A year ago, the Kiwanis Club of Greater Riverton Area was new to its central Illinois community. But it made an impression: a micro-pantry in front of a local high school. The club bought the food and Key Clubbers stocked it every day.

That experience came in handy this spring. After small local pantries succumbed to the effects of COVID-19, the club’s 15 members quickly figured out how to start and run their own pantry. Community members helped, donating thousands of dollars and a variety of food items.

Each Tuesday, cars lined up for club members to put groceries into backseats and trunks. The rest of the week, Jeb Brown, the club’s charter president, distributed food through the drive-thru window of his business, Riverton Party Store.
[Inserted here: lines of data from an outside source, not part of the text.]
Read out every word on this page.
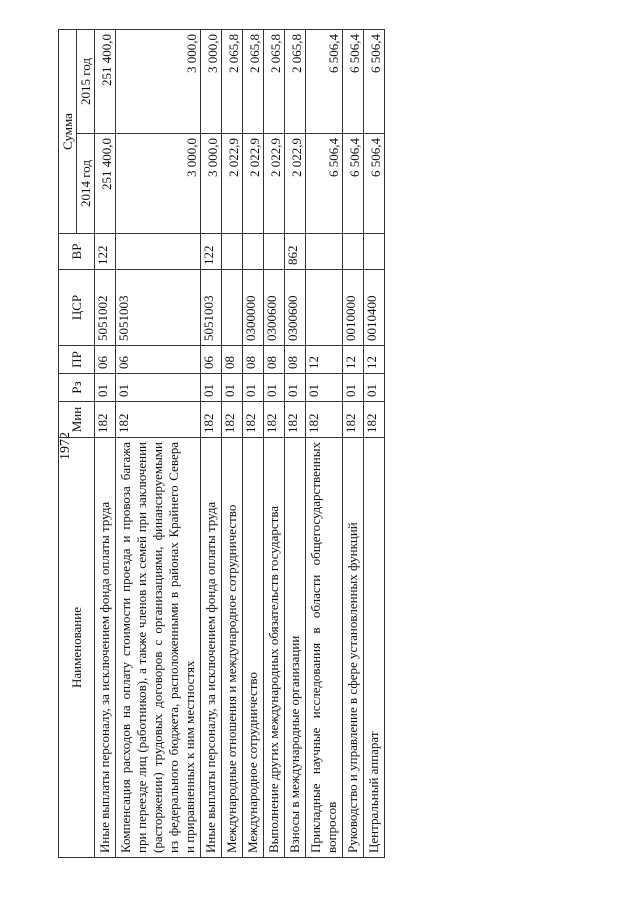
1972
Наименование	Мин	Рз	ПР	ЦСР	ВР	Сумма	
						2014 год	2015 год
Иные выплаты персоналу, за исключением фонда оплаты труда	182	01	06	5051002	122	251 400,0	251 400,0
Компенсация расходов на оплату стоимости проезда и провоза багажа при переезде лиц (работников), а также членов их семей при заключении (расторжении) трудовых договоров с организациями, финансируемыми из федерального бюджета, расположенными в районах Крайнего Севера и приравненных к ним местностях	182	01	06	5051003		3 000,0	3 000,0
Иные выплаты персоналу, за исключением фонда оплаты труда	182	01	06	5051003	122	3 000,0	3 000,0
Международные отношения и международное сотрудничество	182	01	08			2 022,9	2 065,8
Международное сотрудничество	182	01	08	0300000		2 022,9	2 065,8
Выполнение других международных обязательств государства	182	01	08	0300600		2 022,9	2 065,8
Взносы в международные организации	182	01	08	0300600	862	2 022,9	2 065,8
Прикладные научные исследования в области общегосударственных вопросов	182	01	12			6 506,4	6 506,4
Руководство и управление в сфере установленных функций	182	01	12	0010000		6 506,4	6 506,4
Центральный аппарат	182	01	12	0010400		6 506,4	6 506,4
“This town has seen a lot of clubs come and go,” he says. “But they haven’t seen anything like this Kiwanis club.”


Stuart, Florida, US
One call leads to food-providing partnerships

For Allison Wigley of the Kiwanis Club of Stuart, Florida, one conversation with a friend led to an initiative that fed about 500 people within days. When Wigley noted that at-risk youth were disproportionately affected by the pandemic, her friend offered to donate US$5,000. 

“So I started making some phone calls, and it grew and grew,” Wigley says. 

H. E. Hill Foundation’s arrangement with six farms helped the club support local businesses while serving people in need. A local food distributor allowed the club to buy food for its hot to-go meals, with discounts that helped pack 500 boxes.

A childcare center provided a distribution point for cars to receive a hot meal for each family member. The club also put groceries in the trunks. 

Cher Fisher, the club’s president (and Wigley’s mother), even made sure the kids got something special. “I had collected books for the little library,” she says, “so we put in a book, some crayons, a yo-yo, something kids could use for quiet play.”